When the truth began to come out, Oprah at first defended her author. Ultimately, however, the weight of the evidence convinced her that she’d been duped. Yesterday Frey appeared on her show again, along with his publisher, Nan Talese, and Oprah excoriated both of them for playing fast and loose with the truth.

My own view of this runs along the same lines as Oprah’s: they’re both guilty; the author of fraud and the publisher of laziness. However, it started me thinking about the kind of embellishment and fantasy that turned Frey from a normal, spoiled frat boy to a swaggering, brawling, drunken, drug-addicted, dangerous BADASS! In fact, the whole thing started to sound familiar to me. Maybe it does to you, too.
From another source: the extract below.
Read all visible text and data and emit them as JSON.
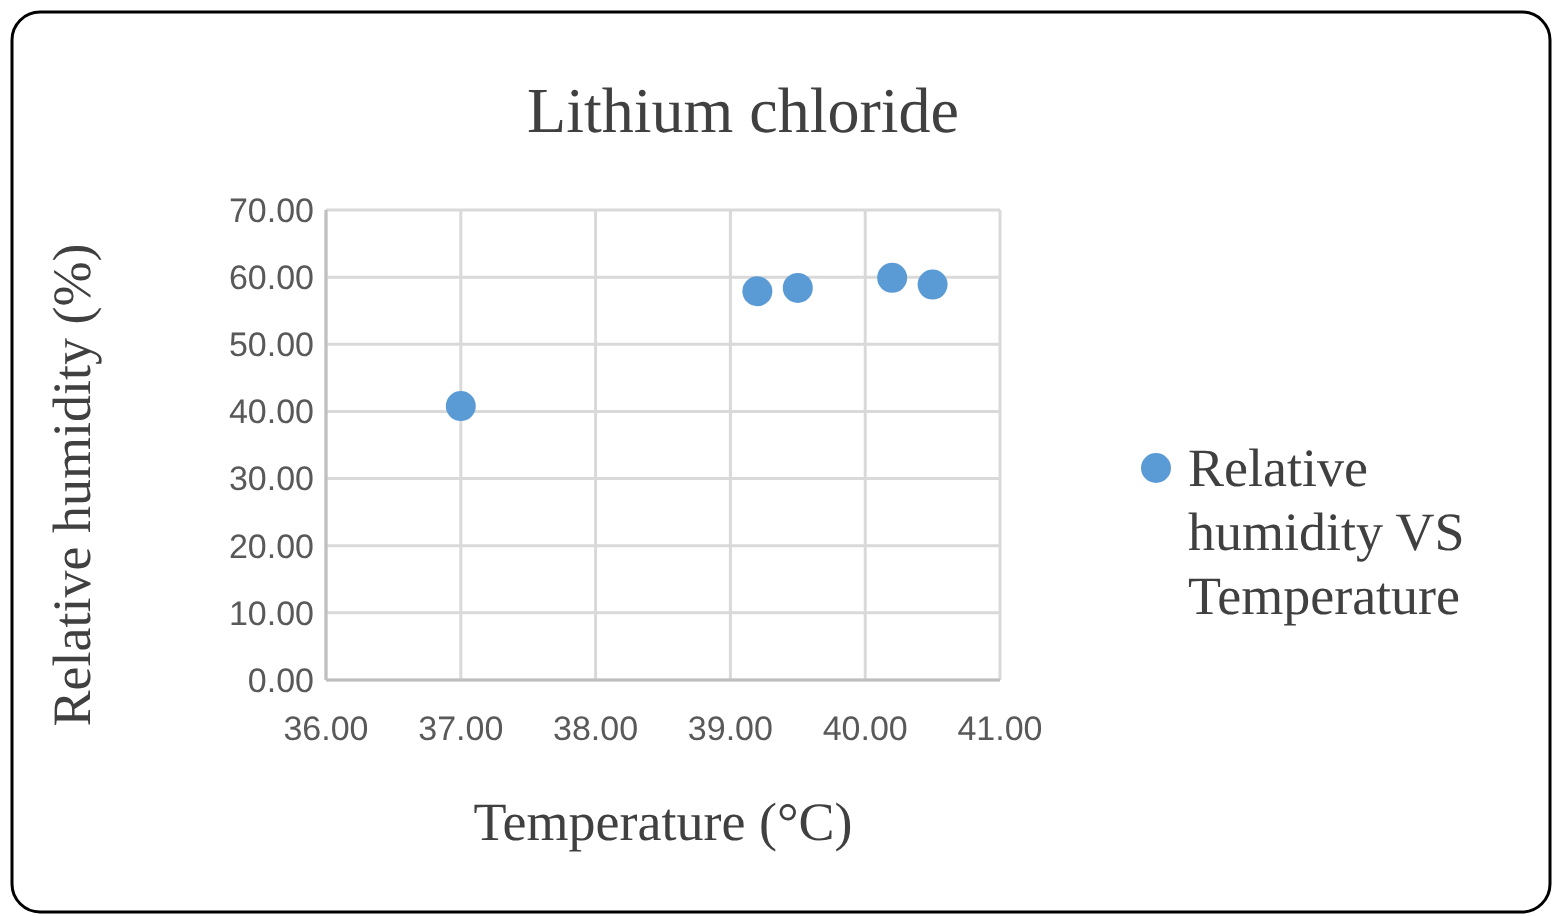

We’ve all known people who can’t seem to tell a straight story. From early childhood we’re exposed to kids who tell whoppers and snowjobs in the vein of Dr. Seuss’ And To Think That I Saw It On Mulberry Street! I went to kindergarten with a girl named Joy who used to tell me tall tales about a boyfriend who took her out driving every evening: “And don’t you dare try to fodder us! ‘Cause Leslie’s got a real fast car!” Yeah, I probably wouldn’t be able to keep up on my roller skates. *rolls eyes* These storytellers become fewer and farther between as we get older, because most of them grow out of it; but I ran into a few while in my teens. I remember one guy who would tell the most outlandish yarns about what he’d been doing since I last saw him – frequently involving travel “out of the state” and martial arts training by government agents.

By the time we reach adulthood these compulsive liars have become pretty rare, and really stand out when we do encounter them. If anyone ever asks me about my most unforgettable character, I’ll tell them about “Roy”. I met him in college and later worked with him, and he used to sit in my office, chain-smoking cigarettes and squashing them out in the big green glass ashtray on my desk, and talking to me about his collection of assault weapons, or his former job as a bodyguard for a Mafioso, or what he heard last night while listening in on his neighbors with a parabolic antenna.

So yeah, James Frey’s fantasized story sounds familiar to me, because I’ve heard it before. The only difference between him and Roy is that Roy didn’t write it down and call it a memoir, and get it published. Which makes me wonder: do these people believe their own tall tales? Frey did make an effort to cover up the true nature of his past, which indicates awareness of the fraud. But it seems to me that it would take more than just nerve to write something like that up and publish it as a book, knowing that so many people would remember him, the events he described, and the truth, or lack of it, thereof. It indicates a pathology that goes beyond spinning yarns for friends and relatives, a need for -- validation? To prove to himself that it really happened that way? Hard to say. At any rate, I don’t plan to read the book. As often happens, the truth (as found at The Smoking Gun) is stranger, and more interesting, than fiction.